In terms of asset allocation, equities are the preferred asset class for investors in the EMEA, as they are globally, although with a strong home-region bias.
High-yield corporate debt is the second most attractive asset class among EMEA investors.
“This highlights the thirst for yield in the region and hints at the increased risk EMEA investors are willing to stomach for performance,” AllianzGI said.
“To further underline this trend, they have a larger appetite for private equity than their global counterparts (19% versus 12% globally).”
The asset manager said that, despite this, investors in the EMEA region lagged the rest of the world when it came to investing in alternative assets.
Corporate high-yield debt was one of the three top asset classes EMEA investors said they would go long on/buy, selected by 28% of respondents.
The asset class did not make the top three list for investors globally.

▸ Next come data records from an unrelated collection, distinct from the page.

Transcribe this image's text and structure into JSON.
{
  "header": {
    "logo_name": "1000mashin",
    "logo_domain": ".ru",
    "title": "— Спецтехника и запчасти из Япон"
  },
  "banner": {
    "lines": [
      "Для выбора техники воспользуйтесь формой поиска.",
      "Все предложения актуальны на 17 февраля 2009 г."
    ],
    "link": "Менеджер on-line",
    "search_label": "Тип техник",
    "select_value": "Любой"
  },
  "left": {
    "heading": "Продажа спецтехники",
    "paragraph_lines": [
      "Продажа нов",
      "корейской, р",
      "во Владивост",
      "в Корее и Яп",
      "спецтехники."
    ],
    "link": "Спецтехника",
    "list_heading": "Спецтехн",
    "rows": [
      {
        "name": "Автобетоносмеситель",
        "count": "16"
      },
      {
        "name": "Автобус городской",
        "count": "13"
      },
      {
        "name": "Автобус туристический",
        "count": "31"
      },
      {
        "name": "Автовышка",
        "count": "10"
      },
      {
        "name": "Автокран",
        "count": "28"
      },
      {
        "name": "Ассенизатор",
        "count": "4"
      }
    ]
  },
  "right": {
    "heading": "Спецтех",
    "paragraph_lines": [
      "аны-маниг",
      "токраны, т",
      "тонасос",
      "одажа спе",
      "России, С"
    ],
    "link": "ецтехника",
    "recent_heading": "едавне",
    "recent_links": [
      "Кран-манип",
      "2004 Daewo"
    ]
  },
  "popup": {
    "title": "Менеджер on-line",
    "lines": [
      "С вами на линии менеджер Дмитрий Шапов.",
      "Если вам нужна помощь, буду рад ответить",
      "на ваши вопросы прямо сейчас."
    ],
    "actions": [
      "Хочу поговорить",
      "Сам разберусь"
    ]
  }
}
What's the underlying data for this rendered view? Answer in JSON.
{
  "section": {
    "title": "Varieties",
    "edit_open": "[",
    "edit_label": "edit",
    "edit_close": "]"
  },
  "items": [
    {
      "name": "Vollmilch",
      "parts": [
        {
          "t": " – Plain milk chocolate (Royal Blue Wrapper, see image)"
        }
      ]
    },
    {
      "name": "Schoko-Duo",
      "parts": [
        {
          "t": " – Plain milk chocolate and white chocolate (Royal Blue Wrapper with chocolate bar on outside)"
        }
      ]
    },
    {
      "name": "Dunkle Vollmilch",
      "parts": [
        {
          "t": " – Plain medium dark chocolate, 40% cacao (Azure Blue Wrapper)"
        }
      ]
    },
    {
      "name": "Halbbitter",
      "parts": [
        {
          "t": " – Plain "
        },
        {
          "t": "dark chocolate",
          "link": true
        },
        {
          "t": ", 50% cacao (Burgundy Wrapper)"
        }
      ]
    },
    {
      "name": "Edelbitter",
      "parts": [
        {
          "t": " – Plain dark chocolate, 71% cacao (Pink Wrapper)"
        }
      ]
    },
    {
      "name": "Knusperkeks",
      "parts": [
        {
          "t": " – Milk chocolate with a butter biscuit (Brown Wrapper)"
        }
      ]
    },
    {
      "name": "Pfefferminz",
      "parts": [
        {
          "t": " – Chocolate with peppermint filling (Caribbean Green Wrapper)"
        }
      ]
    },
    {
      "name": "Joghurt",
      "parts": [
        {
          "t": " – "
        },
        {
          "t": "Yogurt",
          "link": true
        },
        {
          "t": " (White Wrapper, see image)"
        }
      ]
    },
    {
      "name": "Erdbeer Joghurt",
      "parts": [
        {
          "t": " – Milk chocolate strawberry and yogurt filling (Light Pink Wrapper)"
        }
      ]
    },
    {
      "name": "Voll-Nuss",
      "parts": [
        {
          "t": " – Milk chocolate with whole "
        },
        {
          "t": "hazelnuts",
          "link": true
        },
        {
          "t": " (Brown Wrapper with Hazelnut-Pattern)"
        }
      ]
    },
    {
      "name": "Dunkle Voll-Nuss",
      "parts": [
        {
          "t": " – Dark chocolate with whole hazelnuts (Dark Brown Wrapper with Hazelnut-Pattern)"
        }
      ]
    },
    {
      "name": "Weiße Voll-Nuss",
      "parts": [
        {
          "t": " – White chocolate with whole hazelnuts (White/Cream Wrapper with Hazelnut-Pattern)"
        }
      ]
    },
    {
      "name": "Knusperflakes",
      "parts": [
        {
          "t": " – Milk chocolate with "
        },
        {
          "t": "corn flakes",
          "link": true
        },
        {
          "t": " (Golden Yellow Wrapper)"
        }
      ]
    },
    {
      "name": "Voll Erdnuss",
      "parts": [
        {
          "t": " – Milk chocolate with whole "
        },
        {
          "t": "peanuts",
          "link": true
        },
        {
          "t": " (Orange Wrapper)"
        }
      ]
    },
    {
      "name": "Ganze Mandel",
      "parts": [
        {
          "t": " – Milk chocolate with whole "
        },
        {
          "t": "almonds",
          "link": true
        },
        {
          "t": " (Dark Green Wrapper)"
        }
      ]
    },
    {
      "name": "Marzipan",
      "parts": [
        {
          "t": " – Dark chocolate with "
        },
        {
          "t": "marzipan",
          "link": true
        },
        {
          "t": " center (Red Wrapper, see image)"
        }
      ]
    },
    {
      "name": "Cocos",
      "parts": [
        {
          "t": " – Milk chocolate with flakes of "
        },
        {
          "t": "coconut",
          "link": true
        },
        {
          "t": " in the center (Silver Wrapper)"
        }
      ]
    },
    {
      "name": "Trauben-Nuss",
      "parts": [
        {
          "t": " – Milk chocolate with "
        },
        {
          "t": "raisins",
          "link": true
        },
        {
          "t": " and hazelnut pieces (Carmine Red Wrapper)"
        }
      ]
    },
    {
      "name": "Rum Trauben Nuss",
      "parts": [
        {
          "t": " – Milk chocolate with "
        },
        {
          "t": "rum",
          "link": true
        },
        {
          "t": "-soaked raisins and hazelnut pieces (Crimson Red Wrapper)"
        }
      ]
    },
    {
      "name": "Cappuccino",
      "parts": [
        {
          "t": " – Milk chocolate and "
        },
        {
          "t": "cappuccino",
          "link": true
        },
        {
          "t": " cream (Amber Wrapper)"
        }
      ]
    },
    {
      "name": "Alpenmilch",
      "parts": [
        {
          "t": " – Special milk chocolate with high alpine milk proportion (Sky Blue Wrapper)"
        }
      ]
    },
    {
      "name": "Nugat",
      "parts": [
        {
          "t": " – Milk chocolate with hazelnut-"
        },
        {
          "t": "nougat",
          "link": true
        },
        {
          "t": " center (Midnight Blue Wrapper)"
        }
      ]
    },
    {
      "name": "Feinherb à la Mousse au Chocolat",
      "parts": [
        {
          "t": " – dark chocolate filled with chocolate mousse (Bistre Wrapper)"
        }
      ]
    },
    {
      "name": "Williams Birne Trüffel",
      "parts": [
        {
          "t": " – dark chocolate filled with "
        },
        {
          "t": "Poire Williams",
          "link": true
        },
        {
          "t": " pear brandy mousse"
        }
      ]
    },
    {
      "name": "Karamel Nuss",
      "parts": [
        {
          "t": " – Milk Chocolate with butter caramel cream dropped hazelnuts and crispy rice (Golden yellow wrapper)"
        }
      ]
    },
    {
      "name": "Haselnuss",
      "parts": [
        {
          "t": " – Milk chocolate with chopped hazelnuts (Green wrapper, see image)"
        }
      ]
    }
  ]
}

As concerns alternatives, 65% of institutional investors in the EMEA invest in this asset class compared with 74% worldwide.
AllianzGI said it was interesting that fewer EMEA investors than globally believed alternatives could help as a source of diversification (18% versus 25%).
Another finding of the survey was that institutional investors primarily incorporate ESG principles into the way they invest for ethical reasons.
The desire to minimise risk was more of a driver for this for EMEA investors than worldwide (by 2%), while the “demand of corporate policy” was less of a factor.
In terms of threats to portfolio performance, European institutional investors were most concerned about event risk, according to AllianzGI.
It suggested this could be due to concerns about terrorist attacks, as well as the upcoming EU referendum in the UK.